Anche se poi le confidenze c’erano state. Mark aveva detto a Victor di essere ammalato prima di dirlo a lei. Victor aveva mantenuto il segreto.
«Non è possibile, sai» le disse, quel pomeriggio. «Non può essere successo. Ci sveglieremo tutti da un momento all’altro».
«Sarebbe bello».
Ebbe la chiara sensazione che avrebbe dovuto abbracciarlo. Avrebbe dovuto tenerlo stretto come un bambino e consolarlo. Victor ne avrebbe avuto bisogno.
Non lo fece.
Era sempre stato amico di Mark, mai suo. Anzi, l’aveva sempre guardata con una certa antipatia. Probabilmente l’aveva sempre considerata un po’ scema.

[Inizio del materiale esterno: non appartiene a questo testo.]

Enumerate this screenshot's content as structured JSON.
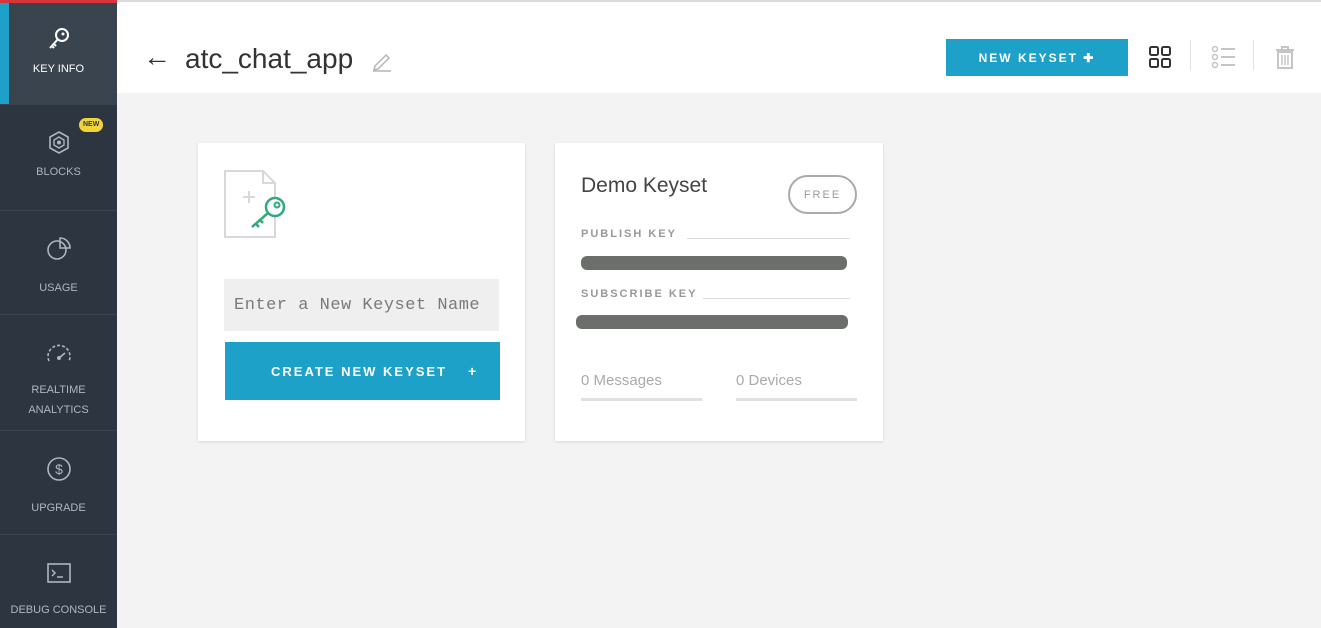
{
  "sidebar": {
    "items": [
      {
        "label": "KEY INFO",
        "icon": "key-icon"
      },
      {
        "label": "BLOCKS",
        "icon": "blocks-icon",
        "badge": "NEW"
      },
      {
        "label": "USAGE",
        "icon": "pie-chart-icon"
      },
      {
        "label": "REALTIME\nANALYTICS",
        "icon": "speedometer-icon"
      },
      {
        "label": "UPGRADE",
        "icon": "dollar-icon"
      },
      {
        "label": "DEBUG CONSOLE",
        "icon": "terminal-icon"
      }
    ]
  },
  "header": {
    "back": "←",
    "title": "atc_chat_app",
    "new_keyset_label": "NEW KEYSET ✚"
  },
  "create_card": {
    "input_placeholder": "Enter a New Keyset Name",
    "button_label": "CREATE NEW KEYSET",
    "button_plus": "+"
  },
  "demo_card": {
    "title": "Demo Keyset",
    "badge": "FREE",
    "publish_key_label": "PUBLISH KEY",
    "subscribe_key_label": "SUBSCRIBE KEY",
    "messages": "0 Messages",
    "devices": "0 Devices"
  },
  "colors": {
    "accent": "#1ea1c8",
    "sidebar_bg": "#2d3640",
    "badge_new": "#f0d43a",
    "key_green": "#2eaa7c"
  }
}
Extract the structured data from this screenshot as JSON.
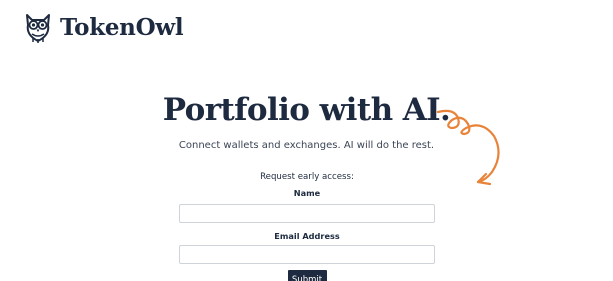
{
  "brand": {
    "name": "TokenOwl",
    "logo_icon": "owl-icon"
  },
  "hero": {
    "title_first_word": "Portfolio",
    "title_rest": " with AI.",
    "subtitle": "Connect wallets and exchanges. AI will do the rest."
  },
  "form": {
    "lead": "Request early access:",
    "name_label": "Name",
    "name_value": "",
    "email_label": "Email Address",
    "email_value": "",
    "submit_label": "Submit"
  },
  "colors": {
    "navy": "#1d2a3f",
    "accent_orange": "#e8833a",
    "underline_peach": "#f4c4a1"
  }
}
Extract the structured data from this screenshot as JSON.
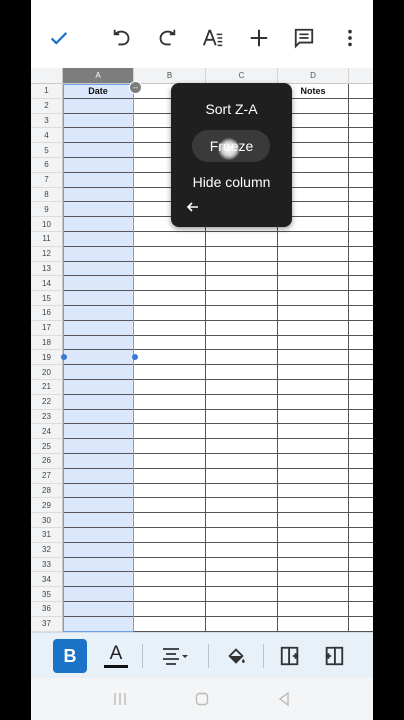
{
  "toolbar": {
    "icons": [
      "check-icon",
      "undo-icon",
      "redo-icon",
      "text-format-icon",
      "insert-icon",
      "comment-icon",
      "more-icon"
    ]
  },
  "sheet": {
    "column_headers": [
      "A",
      "B",
      "C",
      "D"
    ],
    "row_numbers": [
      "1",
      "2",
      "3",
      "4",
      "5",
      "6",
      "7",
      "8",
      "9",
      "10",
      "11",
      "12",
      "13",
      "14",
      "15",
      "16",
      "17",
      "18",
      "19",
      "20",
      "21",
      "22",
      "23",
      "24",
      "25",
      "26",
      "27",
      "28",
      "29",
      "30",
      "31",
      "32",
      "33",
      "34",
      "35",
      "36",
      "37"
    ],
    "row1": {
      "A": "Date",
      "B": "",
      "C": "",
      "D": "Notes"
    }
  },
  "context_menu": {
    "items": [
      "Sort Z-A",
      "Freeze",
      "Hide column"
    ]
  },
  "format_bar": {
    "bold_label": "B",
    "text_color_label": "A"
  },
  "colors": {
    "accent": "#1a73c6",
    "selection_fill": "#dbe8fb",
    "menu_bg": "#1f1f1f"
  }
}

Ora non aveva importanza. Charlotte non aveva nulla da rimproverargli, anzi. L’aveva visto venire a trovare Mark, settimana dopo settimana, anche se era evidentissimo che si sarebbe tagliato una gamba piuttosto di essere lì.
E ora, in quel cimitero bagnato da una pioggia sottile e scomoda, Charlotte provò l’impulso di abbracciarlo, ma si astenne per mancanza di familiarità.
Poi arrivarono i genitori di Mark. Poi i suoi.
Poi le sembrò di venire sommersa dalle persone che volevano starle vicine.
Lei non voleva vicino nessuno. L’amore della sua vita era morto e non voleva nessuno tra i piedi.